Bangkok, Thailand Eine gemeinsame Kinderschutzinitiative, geleitet von der Thai Health Promotion Foundation, der Bangkok Metropolitan Administration und der YIY Foundation, erhält Anerkennung für die Stärkung der Unterstützungssysteme für gefährdete Kinder, da neue Daten das Ausmaß der Gewalt gegenüber Jugendlichen in der Hauptstadt aufzeigen.
Behörden schätzen, dass fast eine Million Kinder und Jugendliche in Bangkok gefährdet sind, wobei aktuelle Erkenntnisse belegen, dass 18 % der gemeldeten Gewaltfälle Kinder betreffen. Besorgniserregend ist, dass 77 % dieser Vorfälle im häuslichen Umfeld stattfinden, was auf die Dringlichkeit der Verstärkung von Schutzmechanismen hinweist.

Auf dem 4. Bangkoker Forum zur Lebensqualität von Kindern und Jugendlichen erklärte Poranee Phuprasert, Assistenzmanagerin bei ThaiHealth, dass die Initiative in den vergangenen vier Jahren kontinuierlich umgesetzt wurde, mit dem Schwerpunkt auf dem Aufbau eines sichereren Umfelds und der Verbesserung der Lebensqualität von Kindern.
Daten des thailändischen Amtes für Kinder und Jugendliche zeigen, dass Bangkok bis Januar 2025 insgesamt 323 gemeldete Fälle von Gewalt gegen Kinder verzeichnete, was 18 % der höchsten gemeldeten Fälle landesweit entspricht. Zusätzliche Daten des Amtes für öffentliche Gesundheit der Bangkok Metropolitan Administration ergaben, dass 3.475 Kinder und Jugendliche im Jahr 2024 als gewaltgefährdet eingestuft wurden.
Körperliche Misshandlung war die häufigste Form der Gewalt, gefolgt von sexueller Übergriffe und Vergewaltigung. In vielen Fällen waren die Täter Personen aus dem direkten Umfeld der Opfer, darunter Eltern (24,36 %), Partner (21,79 %) sowie Bekannte oder Fremde (7,69 %).
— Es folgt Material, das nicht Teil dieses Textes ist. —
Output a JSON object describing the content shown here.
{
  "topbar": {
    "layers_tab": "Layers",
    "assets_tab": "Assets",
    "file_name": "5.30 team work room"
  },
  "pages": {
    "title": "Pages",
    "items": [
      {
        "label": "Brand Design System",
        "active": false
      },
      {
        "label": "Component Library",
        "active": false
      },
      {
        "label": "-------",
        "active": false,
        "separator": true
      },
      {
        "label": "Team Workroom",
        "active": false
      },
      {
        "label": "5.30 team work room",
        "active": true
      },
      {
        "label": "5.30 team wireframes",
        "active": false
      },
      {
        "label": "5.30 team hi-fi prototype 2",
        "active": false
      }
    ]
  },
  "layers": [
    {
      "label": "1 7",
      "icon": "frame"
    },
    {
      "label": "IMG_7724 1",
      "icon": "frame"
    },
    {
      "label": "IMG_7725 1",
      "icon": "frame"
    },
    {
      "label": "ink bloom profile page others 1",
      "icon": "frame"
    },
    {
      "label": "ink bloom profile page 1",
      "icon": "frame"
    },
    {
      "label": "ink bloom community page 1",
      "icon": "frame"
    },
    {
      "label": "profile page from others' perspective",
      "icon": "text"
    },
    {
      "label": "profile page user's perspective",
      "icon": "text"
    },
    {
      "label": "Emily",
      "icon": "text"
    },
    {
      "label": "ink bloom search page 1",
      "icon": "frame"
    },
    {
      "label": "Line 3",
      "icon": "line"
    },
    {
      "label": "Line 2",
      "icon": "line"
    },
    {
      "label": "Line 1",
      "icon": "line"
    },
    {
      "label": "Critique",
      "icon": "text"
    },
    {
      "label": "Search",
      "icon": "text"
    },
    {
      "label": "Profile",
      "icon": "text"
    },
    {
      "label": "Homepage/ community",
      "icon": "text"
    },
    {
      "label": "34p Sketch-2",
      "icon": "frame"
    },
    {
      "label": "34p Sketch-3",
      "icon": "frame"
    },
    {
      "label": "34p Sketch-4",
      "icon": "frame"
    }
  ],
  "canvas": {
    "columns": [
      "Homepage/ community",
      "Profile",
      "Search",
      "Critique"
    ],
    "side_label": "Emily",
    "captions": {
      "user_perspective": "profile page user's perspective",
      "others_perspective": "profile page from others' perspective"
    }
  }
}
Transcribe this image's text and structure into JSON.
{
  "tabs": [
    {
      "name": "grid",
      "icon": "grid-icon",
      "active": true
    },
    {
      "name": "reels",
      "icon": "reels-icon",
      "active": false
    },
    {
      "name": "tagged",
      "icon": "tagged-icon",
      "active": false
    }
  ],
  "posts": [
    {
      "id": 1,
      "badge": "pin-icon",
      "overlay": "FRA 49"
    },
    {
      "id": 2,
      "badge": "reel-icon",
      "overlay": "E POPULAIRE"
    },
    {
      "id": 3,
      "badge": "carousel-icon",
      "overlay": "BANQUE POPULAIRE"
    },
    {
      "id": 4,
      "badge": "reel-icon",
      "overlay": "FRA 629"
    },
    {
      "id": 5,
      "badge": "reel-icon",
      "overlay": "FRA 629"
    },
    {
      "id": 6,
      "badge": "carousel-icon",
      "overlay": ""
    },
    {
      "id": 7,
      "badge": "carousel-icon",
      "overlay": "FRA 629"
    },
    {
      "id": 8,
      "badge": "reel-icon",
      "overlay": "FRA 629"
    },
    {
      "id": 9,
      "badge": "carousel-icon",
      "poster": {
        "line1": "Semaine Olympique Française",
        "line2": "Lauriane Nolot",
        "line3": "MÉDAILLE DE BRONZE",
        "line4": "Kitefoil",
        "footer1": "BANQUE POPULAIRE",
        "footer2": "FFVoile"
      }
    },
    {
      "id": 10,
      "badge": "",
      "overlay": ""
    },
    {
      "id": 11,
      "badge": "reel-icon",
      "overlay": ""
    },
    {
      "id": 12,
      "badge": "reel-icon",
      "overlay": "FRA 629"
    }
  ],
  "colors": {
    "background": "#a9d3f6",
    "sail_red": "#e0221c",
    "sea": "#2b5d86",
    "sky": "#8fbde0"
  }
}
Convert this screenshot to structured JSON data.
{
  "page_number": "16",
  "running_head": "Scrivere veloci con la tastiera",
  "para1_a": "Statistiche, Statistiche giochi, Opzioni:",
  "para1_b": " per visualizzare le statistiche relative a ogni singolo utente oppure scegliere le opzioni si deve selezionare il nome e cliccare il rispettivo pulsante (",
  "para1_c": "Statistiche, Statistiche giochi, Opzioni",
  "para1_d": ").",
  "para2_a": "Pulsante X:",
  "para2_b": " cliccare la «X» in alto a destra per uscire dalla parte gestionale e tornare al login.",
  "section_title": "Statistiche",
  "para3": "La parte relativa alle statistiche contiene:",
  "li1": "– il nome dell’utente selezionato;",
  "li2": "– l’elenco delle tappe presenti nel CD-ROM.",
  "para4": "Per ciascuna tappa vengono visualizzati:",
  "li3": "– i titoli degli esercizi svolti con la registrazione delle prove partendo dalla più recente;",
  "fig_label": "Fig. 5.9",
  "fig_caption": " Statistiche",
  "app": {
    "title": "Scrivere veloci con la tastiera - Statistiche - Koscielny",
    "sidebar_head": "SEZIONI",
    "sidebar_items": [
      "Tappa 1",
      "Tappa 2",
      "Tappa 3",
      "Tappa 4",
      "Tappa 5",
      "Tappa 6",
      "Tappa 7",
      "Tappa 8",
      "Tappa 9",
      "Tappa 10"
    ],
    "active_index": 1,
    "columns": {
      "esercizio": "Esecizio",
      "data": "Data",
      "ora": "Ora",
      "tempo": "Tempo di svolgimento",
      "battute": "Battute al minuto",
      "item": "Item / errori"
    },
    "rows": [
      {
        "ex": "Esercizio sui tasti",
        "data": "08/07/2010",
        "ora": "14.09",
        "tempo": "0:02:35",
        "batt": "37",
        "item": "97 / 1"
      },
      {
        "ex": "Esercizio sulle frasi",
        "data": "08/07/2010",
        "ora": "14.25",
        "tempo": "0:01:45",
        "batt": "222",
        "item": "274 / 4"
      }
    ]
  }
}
Die Initiative hat mehrere wichtige Maßnahmen eingeführt, darunter die Umsetzung von Kinderschutzrichtlinien an 437 Schulen unter der Bangkok Metropolitan Administration, die Schulung von mehr als 1.300 Lehrern in Kinderschutzpraktiken sowie die Entwicklung der „TermTem“-Plattform zur Identifikation von gefährdeten Kindern und zur Koordination von Betreuungsplänen mit Familien.
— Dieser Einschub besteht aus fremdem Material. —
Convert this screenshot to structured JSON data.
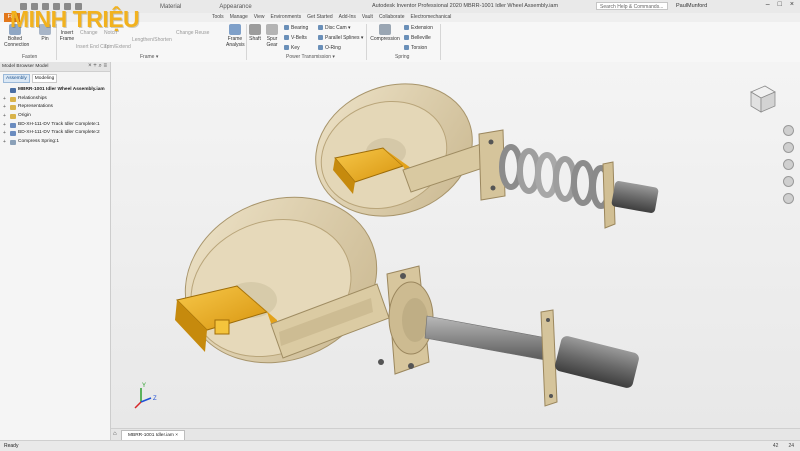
{
  "title_bar": {
    "window_title": "Autodesk Inventor Professional 2020    MBRR-1001 Idler Wheel Assembly.iam",
    "search_placeholder": "Search Help & Commands...",
    "user_name": "PaulMunford",
    "material_label": "Material",
    "appearance_label": "Appearance"
  },
  "logo_text": "MINH TRIỆU",
  "ribbon_tabs": {
    "file": "File",
    "tabs": [
      "Tools",
      "Manage",
      "View",
      "Environments",
      "Get Started",
      "Add-Ins",
      "Vault",
      "Collaborate",
      "Electromechanical"
    ]
  },
  "ribbon": {
    "fasten": {
      "label": "Fasten",
      "bolted": "Bolted Connection",
      "pin": "Pin"
    },
    "frame": {
      "label": "Frame ▾",
      "insert": "Insert Frame",
      "change": "Change",
      "insert_end_cap": "Insert End Cap",
      "notch": "Notch",
      "trim_extend": "Trim/Extend",
      "lengthen_shorten": "Lengthen/Shorten",
      "change_reuse": "Change Reuse",
      "frame_analysis": "Frame Analysis"
    },
    "power_transmission": {
      "label": "Power Transmission ▾",
      "shaft": "Shaft",
      "spur_gear": "Spur Gear",
      "bearing": "Bearing",
      "v_belts": "V-Belts",
      "key": "Key",
      "disc_cam": "Disc Cam ▾",
      "parallel_splines": "Parallel Splines ▾",
      "o_ring": "O-Ring"
    },
    "spring": {
      "label": "Spring",
      "compression": "Compression",
      "extension": "Extension",
      "belleville": "Belleville",
      "torsion": "Torsion"
    }
  },
  "browser": {
    "header": "Model Browser   Model",
    "subtabs": [
      "Assembly",
      "Modeling"
    ],
    "tree": [
      {
        "label": "MBRR-1001 Idler Wheel Assembly.iam",
        "root": true,
        "pm": "",
        "color": "#4a6fa5"
      },
      {
        "label": "Relationships",
        "pm": "+",
        "color": "#d9b34a"
      },
      {
        "label": "Representations",
        "pm": "+",
        "color": "#d9b34a"
      },
      {
        "label": "Origin",
        "pm": "+",
        "color": "#d9b34a"
      },
      {
        "label": "BD-XH-111-DV Track Idler Complete:1",
        "pm": "+",
        "color": "#6b8cbf"
      },
      {
        "label": "BD-XH-111-DV Track Idler Complete:2",
        "pm": "+",
        "color": "#6b8cbf"
      },
      {
        "label": "Compress Spring:1",
        "pm": "+",
        "color": "#8aa0b8"
      }
    ]
  },
  "document_tab": "MBRR-1001 Idler.iam",
  "status": {
    "ready": "Ready",
    "count1": "42",
    "count2": "24"
  },
  "colors": {
    "accent": "#e2771a",
    "wheel": "#e0d2b1",
    "bracket": "#f0b228",
    "shaft": "#7d7d7d",
    "spring": "#a9a9a9"
  }
}
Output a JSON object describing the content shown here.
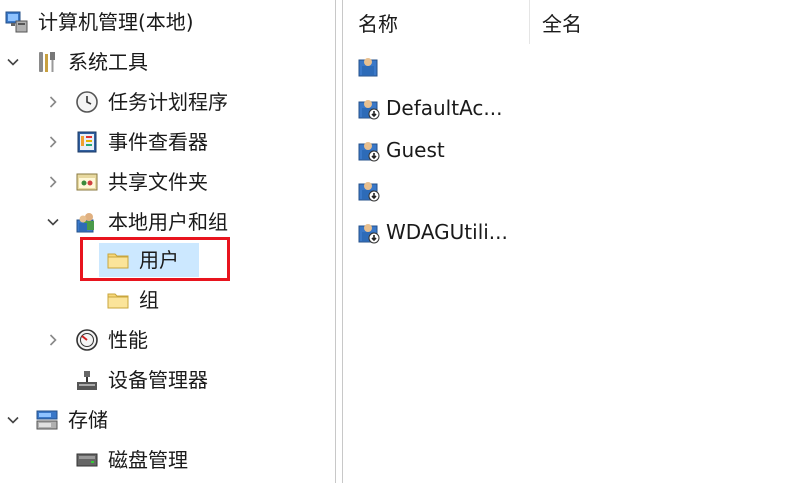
{
  "tree": {
    "root": {
      "label": "计算机管理(本地)",
      "icon": "computer-management-icon"
    },
    "system_tools": {
      "label": "系统工具",
      "icon": "tools-icon"
    },
    "task_scheduler": {
      "label": "任务计划程序",
      "icon": "clock-icon"
    },
    "event_viewer": {
      "label": "事件查看器",
      "icon": "event-viewer-icon"
    },
    "shared_folders": {
      "label": "共享文件夹",
      "icon": "shared-folder-icon"
    },
    "local_users_groups": {
      "label": "本地用户和组",
      "icon": "users-groups-icon"
    },
    "users": {
      "label": "用户",
      "icon": "folder-icon"
    },
    "groups": {
      "label": "组",
      "icon": "folder-icon"
    },
    "performance": {
      "label": "性能",
      "icon": "performance-icon"
    },
    "device_manager": {
      "label": "设备管理器",
      "icon": "device-manager-icon"
    },
    "storage": {
      "label": "存储",
      "icon": "storage-icon"
    },
    "disk_management": {
      "label": "磁盘管理",
      "icon": "disk-icon"
    }
  },
  "list": {
    "columns": {
      "name": "名称",
      "full_name": "全名"
    },
    "users": [
      {
        "name": "",
        "full_name": ""
      },
      {
        "name": "DefaultAc...",
        "full_name": ""
      },
      {
        "name": "Guest",
        "full_name": ""
      },
      {
        "name": "",
        "full_name": ""
      },
      {
        "name": "WDAGUtili...",
        "full_name": ""
      }
    ]
  },
  "colors": {
    "selection": "#cce8ff",
    "highlight_border": "#e8141e"
  }
}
Sanon Wangsrangboon, stellvertretender Gouverneur von Bangkok, sagte, die Stadt verfolge vier zentrale Strategien: Ausbau sicherer Nachmittagsprogramme wie Saturday School und Open Education, Stärkung der Gewaltpräventionspolitik, Verbesserung der Kompetenz von Fachkräften zur Unterstützung betroffener Kinder und Erhöhung der digitalen Sicherheit durch Vorschriften zur Nutzung von Geräten und Sozialen Medien an Schulen.
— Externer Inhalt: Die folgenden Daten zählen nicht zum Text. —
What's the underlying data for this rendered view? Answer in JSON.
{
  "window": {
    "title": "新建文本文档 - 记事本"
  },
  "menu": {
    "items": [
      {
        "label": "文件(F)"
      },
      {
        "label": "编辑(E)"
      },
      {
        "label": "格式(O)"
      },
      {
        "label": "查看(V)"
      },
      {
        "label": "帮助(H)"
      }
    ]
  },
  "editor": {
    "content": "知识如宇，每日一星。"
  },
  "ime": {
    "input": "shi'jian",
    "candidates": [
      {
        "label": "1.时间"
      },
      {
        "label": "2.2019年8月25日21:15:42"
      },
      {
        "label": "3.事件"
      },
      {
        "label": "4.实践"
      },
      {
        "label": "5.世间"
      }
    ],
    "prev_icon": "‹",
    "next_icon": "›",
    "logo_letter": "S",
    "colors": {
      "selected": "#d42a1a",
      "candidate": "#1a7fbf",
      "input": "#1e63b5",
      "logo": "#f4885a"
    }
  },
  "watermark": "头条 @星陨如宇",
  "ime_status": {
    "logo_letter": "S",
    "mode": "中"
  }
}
Währenddessen hob Dr. Witchuta Itsaranuwat, eine Kinderschutzexpertin der YIY Foundation, die Rolle von Beratungs- und Coaching-Teams hervor, die in sechs Pilotzonen in Bangkok eingesetzt wurden. Diese Teams bieten fallbezogene Beratung für Sozialarbeiter an und ermöglichen dadurch effektivere Reaktionen auf komplexe Kinderschutzfälle.
Die politischen Empfehlungen der Arbeitsgruppe umfassen die Weiterentwicklung von Aufsichtssystemen zu strukturierten Mentoring-Programmen, die Standardisierung von Instrumenten für Sozialarbeiter, die Schaffung einer integrierten zentralen Datenbank über Behörden hinweg sowie die Einrichtung eines Notfallfonds zur Unterstützung dringender Kinderschutzfälle.

Kanyavee Toosaranon, Sekretärin des Kinderausschusses im Netzwerk für Kinderrechte in Thailand, stellte fest, dass trotz Bangkoks Status als Stadt der Möglichkeiten weiterhin Ungleichheiten und verdeckte Sicherheitsrisiken bestehen, insbesondere für Kinder in gefährdeten Familien und benachteiligten Gemeinschaften.
Sie forderte die Behörden auf, direkt mit Kindern auf Gemeindeebene in Kontakt zu treten, um sicherzustellen, dass ihre Stimmen gehört werden, und um eine inklusive Beteiligung bei der Gestaltung der Zukunft der Stadt zu fördern.